Western Cavalry Corps
As in the East, the various Union commanders in the West generally used cavalry poorly during the first two years of the war; cavalry was again parcelled out to be attached to infantry corps as "shock troops" and scouts. Unlike in the East, where the cavalry proved itself the equal of its foes by the summer of 1863, the Union cavalry in the West struggled to identify an equal to Nathan B. Forrest, and were defeated in most of their major engagements. Benjamin Grierson's famous raid during the Vicksburg Campaign was an aberration and far from the norm.
The first attempt at a unified cavalry command occurred in late 1862/63, when William S. Rosecrans, commanding the Army of the Cumberland, organized all of his cavalry into a single division, acting as a separate command from the infantry, under the command of David S. Stanley. This new division fought respectably, if unremarkably, at Stones River. During the Tullahoma Campaign this cavalry division was expanded to corps size. Stanley commanded the corps with Robert B. Mitchell and John B. Turchin commanding the 1st and 2nd Divisions respectively. Mitchell commanded the corps at Chickamauga while Edward M. McCook and George Crook commanded the divisions.
During the Atlanta Campaign, General William T. Sherman reorganized the cavalry of the armies of the Cumberland and Tennessee into four "columns", with no overall commander. (These individual columns were commanded by Stoneman, Kilpatrick, Edward McCook, and Israel Garrard.) The cavalry continued to perform in a mediocre-at-best fashion, failing an abortive raid to free Andersonville prison camp and being repeatedly defeated by Joseph Wheeler's Confederate cavalry in a series of fights in central Georgia.

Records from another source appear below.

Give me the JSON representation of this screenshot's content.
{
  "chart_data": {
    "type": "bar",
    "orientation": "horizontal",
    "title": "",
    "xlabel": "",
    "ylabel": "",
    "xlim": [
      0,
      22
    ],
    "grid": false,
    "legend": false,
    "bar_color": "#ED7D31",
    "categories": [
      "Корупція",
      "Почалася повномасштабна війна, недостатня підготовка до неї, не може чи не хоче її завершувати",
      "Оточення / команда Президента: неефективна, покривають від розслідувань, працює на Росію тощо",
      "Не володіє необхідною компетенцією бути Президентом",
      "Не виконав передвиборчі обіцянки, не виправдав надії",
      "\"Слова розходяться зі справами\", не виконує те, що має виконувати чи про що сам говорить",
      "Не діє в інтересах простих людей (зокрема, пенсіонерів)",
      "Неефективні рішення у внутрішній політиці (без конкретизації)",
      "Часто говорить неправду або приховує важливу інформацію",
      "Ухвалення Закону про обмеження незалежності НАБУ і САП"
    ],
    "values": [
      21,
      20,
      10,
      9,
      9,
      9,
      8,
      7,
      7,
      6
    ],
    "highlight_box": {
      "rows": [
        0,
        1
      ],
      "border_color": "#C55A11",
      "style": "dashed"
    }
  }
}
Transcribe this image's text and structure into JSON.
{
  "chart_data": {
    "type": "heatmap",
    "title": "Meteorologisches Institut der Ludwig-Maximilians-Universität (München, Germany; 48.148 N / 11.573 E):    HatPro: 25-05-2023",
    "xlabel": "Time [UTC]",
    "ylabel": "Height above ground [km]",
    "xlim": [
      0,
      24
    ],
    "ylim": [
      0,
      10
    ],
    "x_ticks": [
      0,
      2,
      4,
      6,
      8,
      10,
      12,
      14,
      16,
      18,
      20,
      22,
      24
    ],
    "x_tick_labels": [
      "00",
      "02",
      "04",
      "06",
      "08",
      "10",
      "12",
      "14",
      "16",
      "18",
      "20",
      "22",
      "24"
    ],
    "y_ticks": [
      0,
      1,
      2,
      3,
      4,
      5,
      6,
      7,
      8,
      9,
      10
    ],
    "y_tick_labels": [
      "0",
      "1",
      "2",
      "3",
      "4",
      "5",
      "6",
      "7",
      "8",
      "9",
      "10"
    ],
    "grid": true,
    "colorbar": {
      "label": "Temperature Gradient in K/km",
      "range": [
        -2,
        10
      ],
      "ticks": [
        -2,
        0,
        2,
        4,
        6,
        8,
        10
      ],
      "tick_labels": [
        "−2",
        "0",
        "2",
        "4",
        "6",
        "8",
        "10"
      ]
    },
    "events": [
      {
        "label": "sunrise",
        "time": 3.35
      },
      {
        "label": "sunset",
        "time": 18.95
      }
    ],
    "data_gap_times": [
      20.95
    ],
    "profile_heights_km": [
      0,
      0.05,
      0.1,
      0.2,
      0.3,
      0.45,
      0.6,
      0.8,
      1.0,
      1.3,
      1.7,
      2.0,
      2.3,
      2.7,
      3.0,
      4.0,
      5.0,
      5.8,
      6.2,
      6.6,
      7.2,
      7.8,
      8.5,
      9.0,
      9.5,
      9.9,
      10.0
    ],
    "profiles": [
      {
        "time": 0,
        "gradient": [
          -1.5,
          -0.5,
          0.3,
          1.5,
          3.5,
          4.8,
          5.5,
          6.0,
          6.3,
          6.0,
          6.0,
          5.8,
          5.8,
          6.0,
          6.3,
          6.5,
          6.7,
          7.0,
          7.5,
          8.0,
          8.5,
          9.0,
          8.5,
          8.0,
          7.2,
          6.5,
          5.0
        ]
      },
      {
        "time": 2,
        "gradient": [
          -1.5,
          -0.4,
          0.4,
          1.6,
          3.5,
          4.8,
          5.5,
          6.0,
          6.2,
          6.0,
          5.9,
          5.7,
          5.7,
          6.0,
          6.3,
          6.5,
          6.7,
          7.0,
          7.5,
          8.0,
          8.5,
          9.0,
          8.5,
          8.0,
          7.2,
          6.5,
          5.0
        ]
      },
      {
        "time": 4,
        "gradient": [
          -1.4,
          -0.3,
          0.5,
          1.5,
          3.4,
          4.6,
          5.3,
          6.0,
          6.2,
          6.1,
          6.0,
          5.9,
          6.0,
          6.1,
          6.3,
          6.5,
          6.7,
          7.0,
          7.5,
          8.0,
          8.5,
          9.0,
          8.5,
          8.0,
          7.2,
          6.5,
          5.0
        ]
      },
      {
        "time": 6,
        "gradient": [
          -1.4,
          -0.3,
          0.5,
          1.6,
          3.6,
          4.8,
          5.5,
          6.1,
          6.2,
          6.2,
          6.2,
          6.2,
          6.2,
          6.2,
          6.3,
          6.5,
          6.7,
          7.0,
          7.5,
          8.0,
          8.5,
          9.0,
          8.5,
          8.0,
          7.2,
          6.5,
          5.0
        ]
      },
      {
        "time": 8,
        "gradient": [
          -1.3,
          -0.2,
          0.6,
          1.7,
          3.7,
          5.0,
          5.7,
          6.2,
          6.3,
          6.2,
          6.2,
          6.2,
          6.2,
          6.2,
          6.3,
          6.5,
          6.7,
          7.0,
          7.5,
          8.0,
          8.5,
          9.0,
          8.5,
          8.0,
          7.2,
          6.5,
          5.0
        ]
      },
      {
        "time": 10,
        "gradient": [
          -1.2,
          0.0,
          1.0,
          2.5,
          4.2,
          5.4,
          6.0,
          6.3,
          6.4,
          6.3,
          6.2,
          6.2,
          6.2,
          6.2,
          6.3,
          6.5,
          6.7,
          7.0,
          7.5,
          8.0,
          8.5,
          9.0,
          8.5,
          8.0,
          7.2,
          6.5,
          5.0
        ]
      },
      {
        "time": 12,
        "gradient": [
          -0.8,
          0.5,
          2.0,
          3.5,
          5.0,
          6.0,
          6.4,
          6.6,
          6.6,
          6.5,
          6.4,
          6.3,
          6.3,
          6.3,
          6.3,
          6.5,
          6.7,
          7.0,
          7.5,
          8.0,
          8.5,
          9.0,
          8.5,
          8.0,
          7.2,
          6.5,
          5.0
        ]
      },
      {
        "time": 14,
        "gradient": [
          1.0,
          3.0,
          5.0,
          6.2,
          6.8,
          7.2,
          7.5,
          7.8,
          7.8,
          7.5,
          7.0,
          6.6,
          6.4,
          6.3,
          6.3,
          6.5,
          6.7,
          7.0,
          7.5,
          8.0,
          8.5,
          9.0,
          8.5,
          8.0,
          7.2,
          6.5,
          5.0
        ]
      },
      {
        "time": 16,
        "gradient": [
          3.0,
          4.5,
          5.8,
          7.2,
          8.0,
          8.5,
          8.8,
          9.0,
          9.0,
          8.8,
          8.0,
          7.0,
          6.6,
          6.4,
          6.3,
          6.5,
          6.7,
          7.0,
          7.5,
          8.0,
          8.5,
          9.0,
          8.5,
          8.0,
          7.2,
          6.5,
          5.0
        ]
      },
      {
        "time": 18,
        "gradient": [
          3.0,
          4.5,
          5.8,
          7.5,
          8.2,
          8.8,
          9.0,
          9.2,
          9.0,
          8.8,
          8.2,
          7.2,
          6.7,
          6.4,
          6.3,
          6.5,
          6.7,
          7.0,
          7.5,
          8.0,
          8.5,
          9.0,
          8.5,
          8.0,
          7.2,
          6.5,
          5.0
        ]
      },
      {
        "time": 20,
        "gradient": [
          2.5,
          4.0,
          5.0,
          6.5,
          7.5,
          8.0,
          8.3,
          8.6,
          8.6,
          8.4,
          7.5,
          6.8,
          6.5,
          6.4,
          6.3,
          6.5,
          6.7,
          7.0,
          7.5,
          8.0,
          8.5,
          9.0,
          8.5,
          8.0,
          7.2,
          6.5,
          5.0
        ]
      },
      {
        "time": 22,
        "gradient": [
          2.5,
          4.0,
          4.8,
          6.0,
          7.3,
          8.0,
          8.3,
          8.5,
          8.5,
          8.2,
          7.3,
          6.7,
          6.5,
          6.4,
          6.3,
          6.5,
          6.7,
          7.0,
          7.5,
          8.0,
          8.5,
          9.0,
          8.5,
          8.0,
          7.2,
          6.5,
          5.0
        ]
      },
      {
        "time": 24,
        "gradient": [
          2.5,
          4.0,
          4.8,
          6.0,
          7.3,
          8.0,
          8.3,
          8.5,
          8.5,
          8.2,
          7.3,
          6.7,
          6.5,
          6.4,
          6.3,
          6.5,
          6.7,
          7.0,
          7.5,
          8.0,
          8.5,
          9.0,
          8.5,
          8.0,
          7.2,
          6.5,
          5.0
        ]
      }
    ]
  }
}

During Sherman's March to the Sea, Kilpatrick's division remained with the army, serving again with a lack of real distinction, while the rest of the cavalry went north with George Thomas to repel John B. Hood's invasion of Tennessee, taking part in the actions at Spring Hill and Murfreesboro.
In December 1864, just before the Battle of Nashville, a formal cavalry corps was finally organized, under Brevet Maj. Gen. James H. Wilson. It performed decently at Nashville, but, as before, failed to distinguish itself to any real degree. Wilson led the corps in one of the final battles of the war April 16, 1865, at the Battle of Columbus, where, fighting dismounted against Forrest's troopers, they were able to defeat their enemy–the only time Federal cavalry defeated General Forrest.
The rest of the Union armies typically had no unified cavalry commands as such, other than a corps-sized command, under Pleasonton, that was briefly organized by the Department of Missouri to defend that state against Sterling Price's expedition in 1864.